Contrapuntls,
The problem I am having is that you asked whether tecahingof biology is compromised by ignoring evolution and when several posters gave numerous specific examples that showed that it was you then went on to suggest that it wasn’t essential because the objection could be glossed over, the teacher could refuse to answer basic questions or evolution could be taught somewhere outside biology. I’ve explained in some depth the problems with those ‘solutions’ yet you still seem to be insisting that they are not in fact problems.
Nobody is suggesting that a teacher interrupt a unit on botany or ecology to explore evolution in depth. In the same way nobody would suggest interrupting the zoology unit with an in depth exploration of botany because someone asks what cows eat.

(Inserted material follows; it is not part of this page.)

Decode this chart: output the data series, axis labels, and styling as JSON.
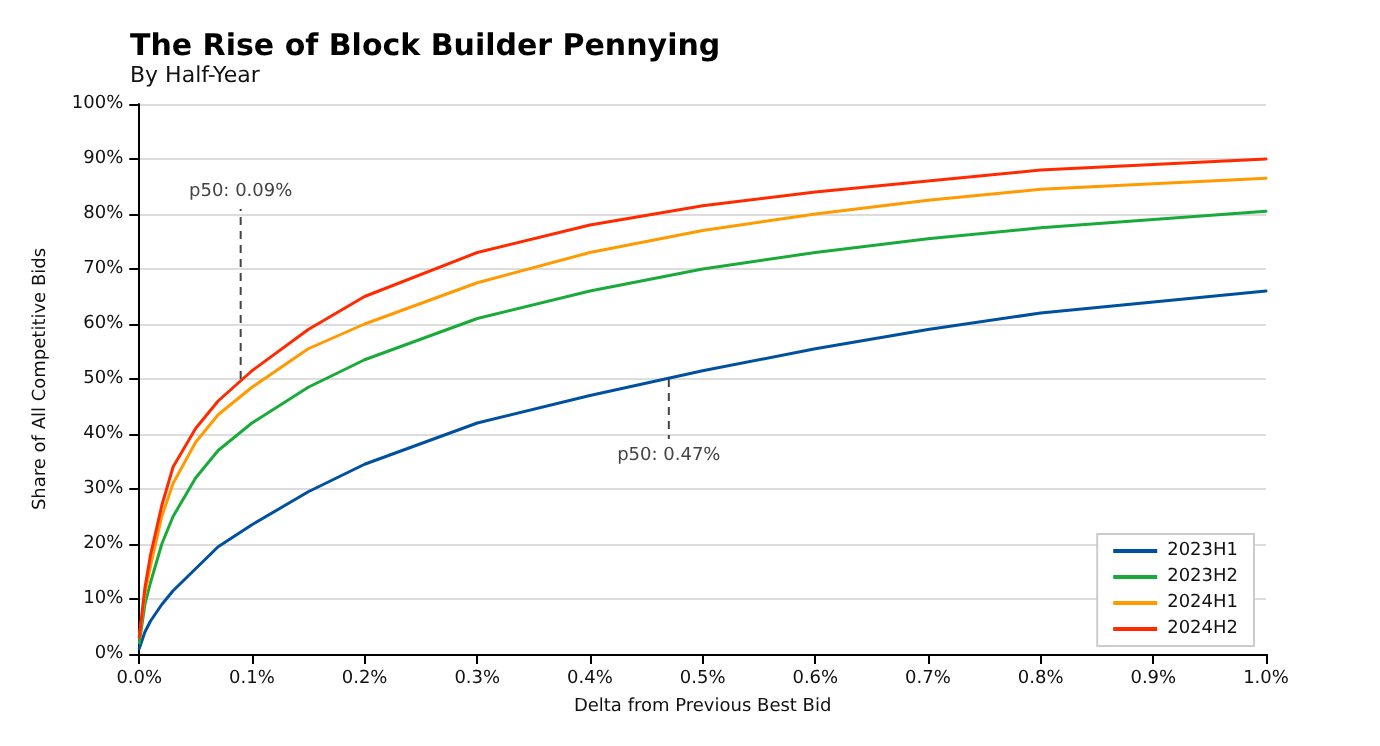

What the teacher would do of course is simply answer “Cows eat plants” or “Because these animals are closely related” and leave it at that until evolution or botany are taught specifically. In exactly the same way a teacher would indeed say “there were no machine guns?”
The difference here is that you have suggested the teacher not introduce those topics at all, either refusing to answer or simply answering with “That is covered in another unit”. That is clearly silly, and it implies that the answer either doesn’t exist or is incomprehensible without in depth discussion. Of course neither is true and no one would a teacher should refuse to answer such a basic question, except when the answer is ‘evolution”.
So why did you single out evolution for special treatment? Quite clearly if the answer to a basic question is “evolution” then evolution is essential to understanding that subject. Simply by saying “evolution” you have begun teaching evolution, and you can’t answer the question without responding thus. This seems to be the clincher answer to your question. No, you can’t teach basic biology without also teaching evolution, just as you can’t teach military history without teaching basic firearms development.
And yes, teaching evolution is incredibly simple, especially for children with no deeply-held prejudices. Any child over 7 will easily accept that a dog is more closely related to a rabbit than it is to an alligator. That knowledge seems to be almost intuitive and so incredibly easy to teach. Just as we don’t teach children about physics by starting with quantum mechanics so we don’t teach them evolution starting with molecular genetics. We start teaching physics with simple things like stability and we start teaching evolution with t simple things like relatedness. And relatedness is incredibly easy to teach.
Yes we can teach algebra without teaching calculus because calculus doesn’t produce algebra. X + 1 = 7 because x = 6, not because of any integration of 6. Perfectly effective algebra existed before calculus existed and if calculus had never come to exist in this universe we would still have calculus. However this is not true of botany and evolution. Evolution produces botany and ecology. If evolution wasn’t a fact we wouldn’t have botany. Functional flowers didn’t exist before evolution occurred. As a result the only factual answer to most questions in botany is going to be “evolution” in some form.
It’s debatable if it would be possible to understand English literature without Shakespeare. This once again comes back to how you define understand. Nobody denies that you could cram facts into children, but facts don’t equal knowledge. Can a person truly be said to understand English lit if they don’t know what the archetype of all modern literature is? It’s like saying that someone understands cars without knowing what an engine is… or understands ecology without knowing why organisms interact as they do. Such people understand something but it’s at best debatable whether they understand what they claim to. What is not debatable is that such people have massive hole sin their understanding that prohibit them from utilizing their knowledge or even expanding their knowledge in most directions.
So at this point the situation is that it has been demonstrated that a knowledge of evolution is required to understand biology, and that biology can’t be taught honestly without also teaching evolution. At this point you really need to provide some sort of reasoning as to why you would even entertain an opposing proposition. If someone suggested that we could teach maths without teaching about the number 4 or that we teach shop without mentioning hammers you wouldn’t accept that, so why is this any different?
I don’t doubt it is vague, but it exists and it is vital and the better their knowledge the better they will be. Unless you propose that when a favourable mutation shows up they attempt to disseminate it by random breeding or simply leaving the animal in contact with others so the essential element is transferred in humours. Assuming these breeders are engaged in selective breeding then a knowledge of gene frequencies can hardly fail to be of importance to them.